Blog Post: Reflecting on the place of single-sex education today, Emily Adams ’14 says ‘I wouldn’t have it any other way’…

Emily Adams, an English major with minors in Russian and Spanish at Bryn Mawr College, class of 2014, recently blogged about single-sex colleges.

Blog Post Highlights:

“. . . Studying at a women’s college means being able to lift weights in the gym without competing with male bodybuilders. It means walking into any class, whether it’s computer science or French literature, and knowing you won’t be the only woman. It means being certain that your peers will not take your gender into account when evaluating the merit of your opinions. It means watching the Vagina Monologues and later discussing at the dinner table which monologue rang true for you. Would these conversations take place at co-ed schools? Possibly. Would they invoke the same levels of pride, honesty, and sincerity? Probably not.

A single-sex education means being surrounded by bright, passionate, involved women— not just in classrooms, but at work, at mealtimes, and in the dorms. It means entering into an enormous sisterhood which extends across all fifty states and most nations of the world, which encompasses several generations of intellectual women and will hopefully grow to include several more in the coming years. It means realizing in the middle of a lecture that, one hundred years ago, a young woman just like you was sitting in that same chair — learning just as you are, rediscovering herself in new and fantastic ways like you — and taking a moment to bask in the glory of our collective history.

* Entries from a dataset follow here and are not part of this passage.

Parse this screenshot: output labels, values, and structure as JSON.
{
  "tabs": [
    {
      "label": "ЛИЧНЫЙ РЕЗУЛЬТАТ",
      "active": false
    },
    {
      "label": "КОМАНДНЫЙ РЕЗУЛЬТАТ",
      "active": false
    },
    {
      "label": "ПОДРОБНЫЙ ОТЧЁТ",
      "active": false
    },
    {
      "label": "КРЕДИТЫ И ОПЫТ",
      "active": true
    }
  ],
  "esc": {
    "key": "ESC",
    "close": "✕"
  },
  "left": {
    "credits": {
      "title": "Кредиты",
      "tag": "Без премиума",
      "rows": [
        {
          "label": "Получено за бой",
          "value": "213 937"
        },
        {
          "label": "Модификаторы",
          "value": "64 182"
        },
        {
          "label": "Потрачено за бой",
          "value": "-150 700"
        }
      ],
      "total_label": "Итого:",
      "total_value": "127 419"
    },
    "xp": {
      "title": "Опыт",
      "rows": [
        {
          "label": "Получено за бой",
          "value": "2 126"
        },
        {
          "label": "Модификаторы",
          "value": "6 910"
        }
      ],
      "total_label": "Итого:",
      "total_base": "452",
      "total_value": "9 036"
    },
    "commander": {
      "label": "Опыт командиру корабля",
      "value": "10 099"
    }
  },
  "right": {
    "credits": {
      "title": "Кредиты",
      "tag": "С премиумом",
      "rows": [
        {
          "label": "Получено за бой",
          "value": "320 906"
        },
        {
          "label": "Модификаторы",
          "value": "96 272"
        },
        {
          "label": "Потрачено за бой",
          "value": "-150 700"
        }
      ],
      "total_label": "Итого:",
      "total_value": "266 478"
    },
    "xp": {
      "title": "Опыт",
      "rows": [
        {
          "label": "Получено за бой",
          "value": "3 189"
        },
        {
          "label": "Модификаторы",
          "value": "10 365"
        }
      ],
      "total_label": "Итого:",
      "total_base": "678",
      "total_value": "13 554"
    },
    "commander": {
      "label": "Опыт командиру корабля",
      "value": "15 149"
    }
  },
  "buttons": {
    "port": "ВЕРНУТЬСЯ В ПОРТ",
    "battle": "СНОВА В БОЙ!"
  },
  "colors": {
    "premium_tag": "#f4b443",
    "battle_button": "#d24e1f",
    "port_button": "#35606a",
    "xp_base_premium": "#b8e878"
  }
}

For that woman, as well as the millions who have come before and after her in the history of women’s education, every day of her college career was a celebration of her femininity. The simple fact of being at a school filled entirely with women was an affirmation of the power of her gender. She greeted every day with the realization that she was surrounded by people who understood and appreciated what it means to be a woman, what it costs to be female in a male world, and what it takes to change that world for the better. And whether all of those women went on to be rocket scientists or mothers or both, they carried that knowledge with them for the rest of their lives. They knew that, just as their gender should never define them, it should also never be forgotten. They never forgot, and neither will we. . . .”


From Wikipedia: "Bryn Mawr College is a women's liberal arts college in Bryn Mawr, a community in Lower Merion Township, in the U.S. state of Pennsylvania, ten miles west of Philadelphia. The phrase bryn mawr means "big hill" in Welsh."